03 October 2014

parenting with stubborn hope


Tuesday afternoon, I got a voice mail message from Walker's principal informing us that the school had been on lock-down for about 30 minutes.  About an hour later, I read an article about a home invasion that left police in pursuit of 4 armed suspects.  A shot had been fired.  Two blocks from the school.  Of course, I was reading all of this after the fact.  2 suspects had been arrested, one swam across the Chattahoochee River (naturally), and the other was at-large.  But not near the school, I guess.  I kinda forgot about it until Walker got off the bus.

I asked him to sit by me on the patio steps out front.  I started with, "how was your day?"  But interrupted him when he began to say, "good" and blurted out "was there a lock-down?"

So he told me about it.  They were at lunch when it happened.  They had to climb under the tables.  At this point I felt myself get that familiar here-come-the-waterworks sensation.  At the same moment, I asked if he was scared.  I recognized the look in his eyes and heard the crack in his voice.  He was about to cry himself.  Thankfully, that small voice in my brain whispered, "be strong and let him tell his story, don't you dare cry."  And I didn't.  And he told his story.  As he told it, I noticed his long lashes, and his little freckles.  I remembered that he is still so little even though he is getting bigger.

For the briefest of moments, I thought about the parents that never got to hear about a safe lock-down.  Instead they met with police officers or investigators or whoever it is that shares the worst news a parent can imagine.  I remembered those kiddos from Newtown that would be Walker's age if there hadn't been a gunmen in their halls.

As we discussed the details of being on red, then yellow, then red again;  I asked Walker if he recited Psalm 23.  He shook his head and told me he wasn't "that scared."  We memorized Psalm 23 after Newtown.

As the night gets quiet, I find myself lingering on the paradox.  The fear in my heart when I hear that he had to crawl under his lunch table.  The relief that I get to hear him tell me that story.  And this, all in a school where there wasn't actually an event.  Just something in the neighborhood.  And I am reminded how desperate we are to protect our children.  How easily I can imagine hiding them away safe from all harm.

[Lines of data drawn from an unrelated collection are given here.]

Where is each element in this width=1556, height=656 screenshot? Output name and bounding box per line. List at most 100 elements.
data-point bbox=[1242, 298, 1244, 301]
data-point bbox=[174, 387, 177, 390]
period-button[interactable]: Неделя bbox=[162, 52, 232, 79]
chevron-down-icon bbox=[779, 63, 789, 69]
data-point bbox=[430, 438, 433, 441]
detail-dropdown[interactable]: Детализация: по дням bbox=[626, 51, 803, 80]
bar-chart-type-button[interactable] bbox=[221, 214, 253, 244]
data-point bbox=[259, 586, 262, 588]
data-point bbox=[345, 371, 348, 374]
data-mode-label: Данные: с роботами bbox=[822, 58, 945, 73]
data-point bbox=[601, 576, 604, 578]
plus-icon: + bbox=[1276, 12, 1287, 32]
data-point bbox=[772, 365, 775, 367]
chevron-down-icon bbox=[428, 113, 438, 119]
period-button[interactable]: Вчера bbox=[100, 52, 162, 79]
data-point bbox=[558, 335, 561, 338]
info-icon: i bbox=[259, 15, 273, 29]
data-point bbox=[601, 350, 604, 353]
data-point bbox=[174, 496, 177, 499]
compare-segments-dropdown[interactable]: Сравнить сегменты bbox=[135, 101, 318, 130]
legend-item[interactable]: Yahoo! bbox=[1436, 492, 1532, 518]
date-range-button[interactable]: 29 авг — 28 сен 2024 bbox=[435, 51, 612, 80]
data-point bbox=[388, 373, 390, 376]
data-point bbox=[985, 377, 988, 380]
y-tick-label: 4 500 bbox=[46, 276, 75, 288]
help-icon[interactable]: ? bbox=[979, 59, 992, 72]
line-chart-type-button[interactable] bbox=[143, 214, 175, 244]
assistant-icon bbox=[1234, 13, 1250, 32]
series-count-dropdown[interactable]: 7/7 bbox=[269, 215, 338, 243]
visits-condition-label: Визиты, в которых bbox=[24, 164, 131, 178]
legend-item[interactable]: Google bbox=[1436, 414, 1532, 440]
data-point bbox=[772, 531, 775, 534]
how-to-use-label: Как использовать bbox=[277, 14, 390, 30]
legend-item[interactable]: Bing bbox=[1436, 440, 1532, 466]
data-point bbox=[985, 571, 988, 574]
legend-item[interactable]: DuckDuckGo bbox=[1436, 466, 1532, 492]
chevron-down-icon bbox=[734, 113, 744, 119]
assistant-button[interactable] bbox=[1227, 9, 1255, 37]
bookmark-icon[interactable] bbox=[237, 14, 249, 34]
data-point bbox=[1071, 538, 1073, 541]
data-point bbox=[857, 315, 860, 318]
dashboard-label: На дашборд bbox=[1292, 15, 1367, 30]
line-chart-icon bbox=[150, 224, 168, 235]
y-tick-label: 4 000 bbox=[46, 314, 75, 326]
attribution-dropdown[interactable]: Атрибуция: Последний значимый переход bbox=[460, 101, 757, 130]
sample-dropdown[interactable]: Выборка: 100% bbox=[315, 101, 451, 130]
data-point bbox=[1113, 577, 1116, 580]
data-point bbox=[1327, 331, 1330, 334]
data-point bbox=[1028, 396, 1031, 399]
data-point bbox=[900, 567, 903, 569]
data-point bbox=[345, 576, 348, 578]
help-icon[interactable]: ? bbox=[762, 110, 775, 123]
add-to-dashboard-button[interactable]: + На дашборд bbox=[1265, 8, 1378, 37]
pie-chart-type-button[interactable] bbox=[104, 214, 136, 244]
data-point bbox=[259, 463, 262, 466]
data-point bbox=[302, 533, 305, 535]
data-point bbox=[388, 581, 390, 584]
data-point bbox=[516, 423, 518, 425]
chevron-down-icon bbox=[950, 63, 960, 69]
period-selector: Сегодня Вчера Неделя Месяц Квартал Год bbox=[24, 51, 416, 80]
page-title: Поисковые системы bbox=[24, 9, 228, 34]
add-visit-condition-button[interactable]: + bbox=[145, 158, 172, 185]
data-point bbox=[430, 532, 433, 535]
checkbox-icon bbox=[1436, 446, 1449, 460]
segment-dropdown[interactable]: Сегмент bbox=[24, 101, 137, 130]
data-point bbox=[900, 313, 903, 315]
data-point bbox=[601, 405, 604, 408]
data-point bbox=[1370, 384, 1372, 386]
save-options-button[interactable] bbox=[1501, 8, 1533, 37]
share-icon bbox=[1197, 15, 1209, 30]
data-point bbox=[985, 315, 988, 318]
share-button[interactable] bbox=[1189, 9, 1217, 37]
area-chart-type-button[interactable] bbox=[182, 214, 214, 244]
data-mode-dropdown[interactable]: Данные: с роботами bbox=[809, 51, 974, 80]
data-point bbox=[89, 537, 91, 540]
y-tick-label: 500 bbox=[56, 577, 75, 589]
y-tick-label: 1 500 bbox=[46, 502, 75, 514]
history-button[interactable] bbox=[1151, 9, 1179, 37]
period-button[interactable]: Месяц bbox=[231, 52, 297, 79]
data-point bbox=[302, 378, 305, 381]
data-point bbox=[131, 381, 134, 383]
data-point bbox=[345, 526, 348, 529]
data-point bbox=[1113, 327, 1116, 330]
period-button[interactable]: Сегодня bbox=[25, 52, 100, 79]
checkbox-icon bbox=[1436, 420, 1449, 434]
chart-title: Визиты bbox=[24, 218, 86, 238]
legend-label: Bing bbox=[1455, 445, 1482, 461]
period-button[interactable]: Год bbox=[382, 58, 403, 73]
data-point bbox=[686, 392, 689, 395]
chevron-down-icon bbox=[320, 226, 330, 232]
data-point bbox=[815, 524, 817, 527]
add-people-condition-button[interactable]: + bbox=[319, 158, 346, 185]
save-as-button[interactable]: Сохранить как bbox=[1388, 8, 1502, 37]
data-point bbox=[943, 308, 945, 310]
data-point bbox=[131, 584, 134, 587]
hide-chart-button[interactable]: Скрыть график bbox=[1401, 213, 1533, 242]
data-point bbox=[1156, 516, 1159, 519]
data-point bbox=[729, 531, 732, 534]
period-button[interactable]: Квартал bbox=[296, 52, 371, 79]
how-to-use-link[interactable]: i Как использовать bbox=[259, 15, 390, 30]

Knowing deep down, I could never do that.

So much of parenting relies on this stubborn hope.  We believe that God can make good from our efforts, even on our worst days.  We trust that He will give us wisdom to parent well, when we don't have any answers. We hold on tightly to the confidence that He loves our children even more than we do, believing He goes with them.  We believe He holds them close even under cafeteria tables, especially under cafeteria tables.  We parent with hope, every single day.